Published online by Cambridge University Press: 10 January 2024
EP17 is set in the western Pacific's Mariana Islands—Guam in particular. There's plenty of “ugly music” combat action, and much of the soundtrack is given to Bennett's concert marches and a nearly full-length version of Rodgers's “Guadalcanal March.” What's most distinctive are the delicate passages written for the Chamorro, Guam's native people. Woodwinds, harp, and gentle percussion are prominent, and the alto flute makes its sole Victory appearance.
EP17 opens during Guam's tranquil prewar years. Unlike the rest of the Mariana Islands held by Japan as WWII began, Guam had been a US territory since the Spanish-American War, though remaining lightly defended even as Japan moved in the 1930s to expand its sphere of influence and then joined the Axis powers in 1940. Bennett's distinctive music for this South Seas locale [A] at 1:01 opens EP17 and later returns twice more. His next gentle “Guam” melody at 1:29 [B] is stylistically similar, though like so many of his Victory melodies is a one-time passage. (For more about the musical material of [A] and [B], see the Musical Postlude below.)

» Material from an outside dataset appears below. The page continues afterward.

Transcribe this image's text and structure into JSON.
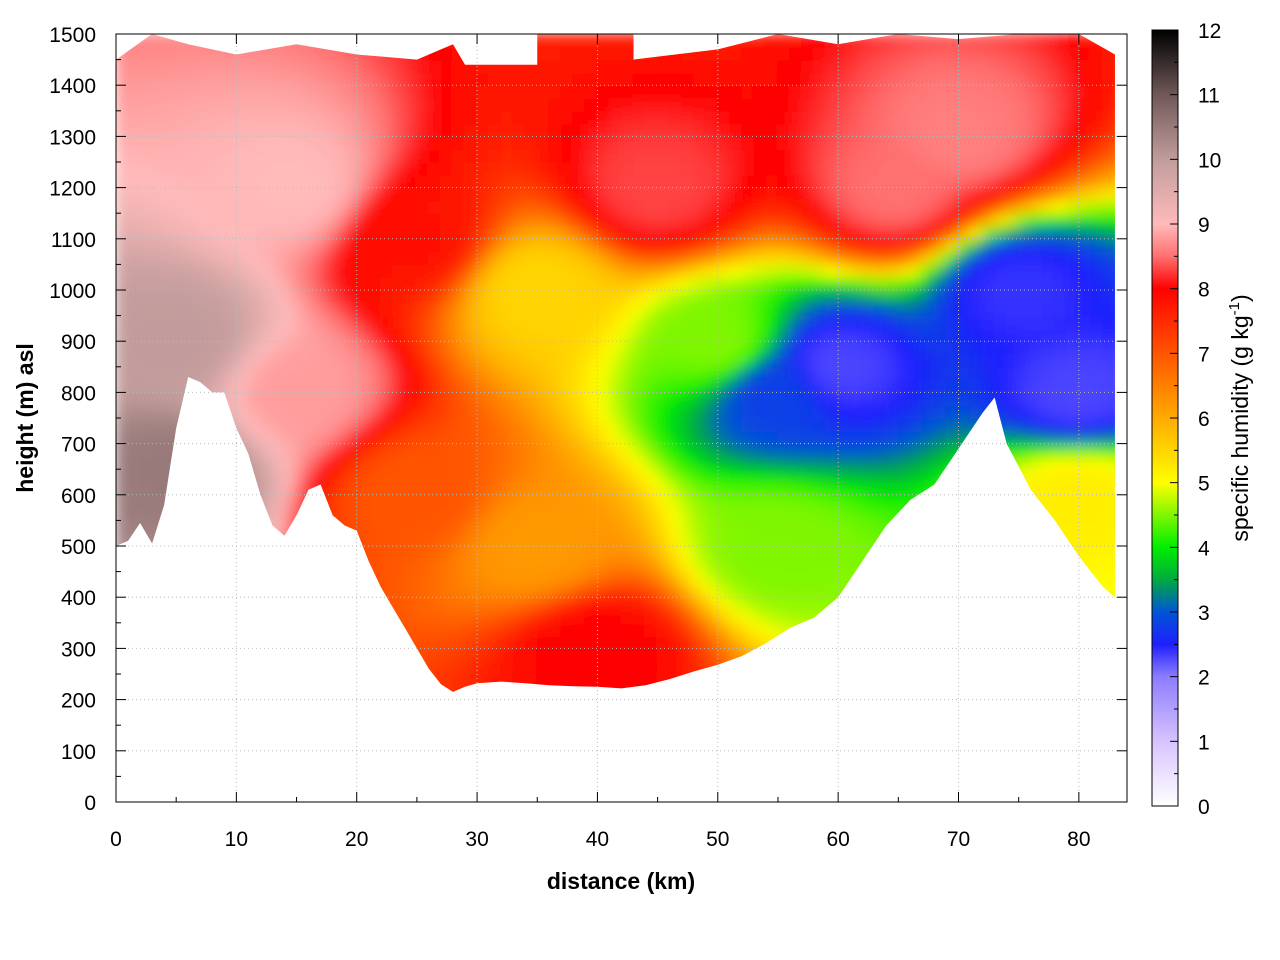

EP17 viewers learn at 2:00 that, months before the war's outbreak, “Naval authorities on Guam plead in vain with Congress to fortify the strategic island while time remains.” This a reminder of what NBC's archived Victory documents demonstrate: Salomon's desire to weigh unbiased and unflinching coverage of WWII against prospects of advancing controversial viewpoints or unduly embarrassing any country's government agencies. Indeed, Congress had turned down $5 million in appropriations for Guam's Apra Harbor in April 1939 as part of a $66.8 million Naval Air Base Bill for construction and aircraft, mostly in Pacific locales.
EP17's only moment of on-screen music-making comes at 2:16, as we see the drum and bugle corps of Guam's home-guard militia and then a subset of the small Marine population stationed there. Bennett's NBC trumpets play a unison fanfare in G major [C], fully performable on the US military's standard-issue G bugles.
With an appearance of J-3 at 2:29, the viewpoint is that of Japan, a country aware that Guam, “the American pillbox without guns in the Marianas,” is ripe for conquest anytime. The music continues with J-6 at 2:46 and then again at 3:04, with J-3 added underneath.